Il giorno dei senza tetto


Prima di arrivare in piazza dell’Unità, in quella via che non so come si chiama ma che girando a sinistra si è in via Matteotti, c’é un senzatetto seduto a terra, affianco alla colonna del portico di marmo. È circondato da tutte le sue cose: sacchi di plastica, coperte, fagotti su cui appoggia la schiena, un po’ come se fosse seduto in poltrona. Guarda le macchine che arrivano da viale della Repubblica e con la mano fa segno di avanzare. Vieni avanti tranquillo, sembra dire, mentre uno starnuto e poi un’altro gli scuotono la testa.

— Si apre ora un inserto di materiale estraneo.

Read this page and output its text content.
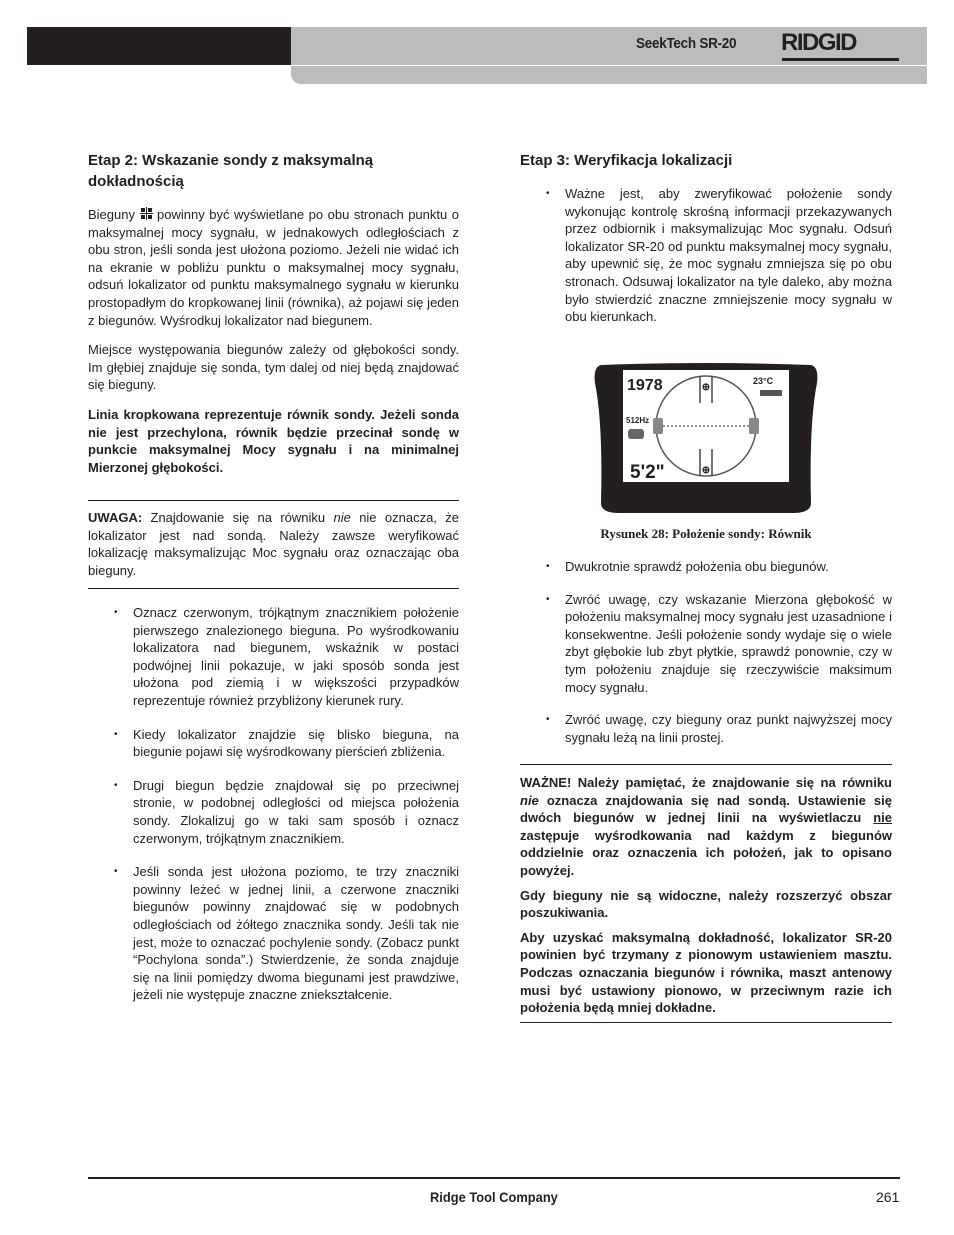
SeekTech SR-20 RIDGID
Etap 2: Wskazanie sondy z maksymalną dokładnością

Bieguny  powinny być wyświetlane po obu stronach punktu o maksymalnej mocy sygnału, w jednakowych odległościach z obu stron, jeśli sonda jest ułożona poziomo. Jeżeli nie widać ich na ekranie w pobliżu punktu o maksymalnej mocy sygnału, odsuń lokalizator od punktu maksymalnego sygnału w kierunku prostopadłym do kropkowanej linii (równika), aż pojawi się jeden z biegunów. Wyśrodkuj lokalizator nad biegunem.

Miejsce występowania biegunów zależy od głębokości sondy. Im głębiej znajduje się sonda, tym dalej od niej będą znajdować się bieguny.

Linia kropkowana reprezentuje równik sondy. Jeżeli sonda nie jest przechylona, równik będzie przecinał sondę w punkcie maksymalnej Mocy sygnału i na minimalnej Mierzonej głębokości.

UWAGA: Znajdowanie się na równiku nie nie oznacza, że lokalizator jest nad sondą. Należy zawsze weryfikować lokalizację maksymalizując Moc sygnału oraz oznaczając oba bieguny.

• Oznacz czerwonym, trójkątnym znacznikiem położenie pierwszego znalezionego bieguna. Po wyśrodkowaniu lokalizatora nad biegunem, wskaźnik w postaci podwójnej linii pokazuje, w jaki sposób sonda jest ułożona pod ziemią i w większości przypadków reprezentuje również przybliżony kierunek rury.
• Kiedy lokalizator znajdzie się blisko bieguna, na biegunie pojawi się wyśrodkowany pierścień zbliżenia.
• Drugi biegun będzie znajdował się po przeciwnej stronie, w podobnej odległości od miejsca położenia sondy. Zlokalizuj go w taki sam sposób i oznacz czerwonym, trójkątnym znacznikiem.
• Jeśli sonda jest ułożona poziomo, te trzy znaczniki powinny leżeć w jednej linii, a czerwone znaczniki biegunów powinny znajdować się w podobnych odległościach od żółtego znacznika sondy. Jeśli tak nie jest, może to oznaczać pochylenie sondy. (Zobacz punkt “Pochylona sonda”.) Stwierdzenie, że sonda znajduje się na linii pomiędzy dwoma biegunami jest prawdziwe, jeżeli nie występuje znaczne zniekształcenie.
Etap 3: Weryfikacja lokalizacji
• Ważne jest, aby zweryfikować położenie sondy wykonując kontrolę skrośną informacji przekazywanych przez odbiornik i maksymalizując Moc sygnału. Odsuń lokalizator SR-20 od punktu maksymalnej mocy sygnału, aby upewnić się, że moc sygnału zmniejsza się po obu stronach. Odsuwaj lokalizator na tyle daleko, aby można było stwierdzić znaczne zmniejszenie mocy sygnału w obu kierunkach.
⊕
⊕
1978	23°C
512Hz
5'2"
Rysunek 28: Położenie sondy: Równik
• Dwukrotnie sprawdź położenia obu biegunów.
• Zwróć uwagę, czy wskazanie Mierzona głębokość w położeniu maksymalnej mocy sygnału jest uzasadnione i konsekwentne. Jeśli położenie sondy wydaje się o wiele zbyt głębokie lub zbyt płytkie, sprawdź ponownie, czy w tym położeniu znajduje się rzeczywiście maksimum mocy sygnału.
• Zwróć uwagę, czy bieguny oraz punkt najwyższej mocy sygnału leżą na linii prostej.

WAŻNE! Należy pamiętać, że znajdowanie się na równiku nie oznacza znajdowania się nad sondą. Ustawienie się dwóch biegunów w jednej linii na wyświetlaczu nie zastępuje wyśrodkowania nad każdym z biegunów oddzielnie oraz oznaczenia ich położeń, jak to opisano powyżej.

Gdy bieguny nie są widoczne, należy rozszerzyć obszar poszukiwania.

Aby uzyskać maksymalną dokładność, lokalizator SR-20 powinien być trzymany z pionowym ustawieniem masztu. Podczas oznaczania biegunów i równika, maszt antenowy musi być ustawiony pionowo, w przeciwnym razie ich położenia będą mniej dokładne.

Ridge Tool Company	261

Ha la faccia simpatica di un vecchio contadino e sotto lo sporco della strada si vede un sorriso sornione. “Se stamattina avessi voglia di fare due chiacchiere, andrei a parlare con lui lì, piuttosto che con questo turista con gli soccoli di plastica blu che mi sta adosso sull’autobus 21″ dice l’arzilla vecchietta con il fermaglio di perle nere sui capelli grigi. Era ieri, e Bologna intanto scoppiava di traffico, botte da orbi e persone in strada mentre sgomberavano le case occupate di via Irnerio. Su quell’autobus alle otto del mattino lei non lo poteva sapere ma a guardare la strada non c’é bisogno di notizie fresche di giornata. Certe cose girano nell’aria e a guardare ancora meglio, si capisce bene da che parte stare.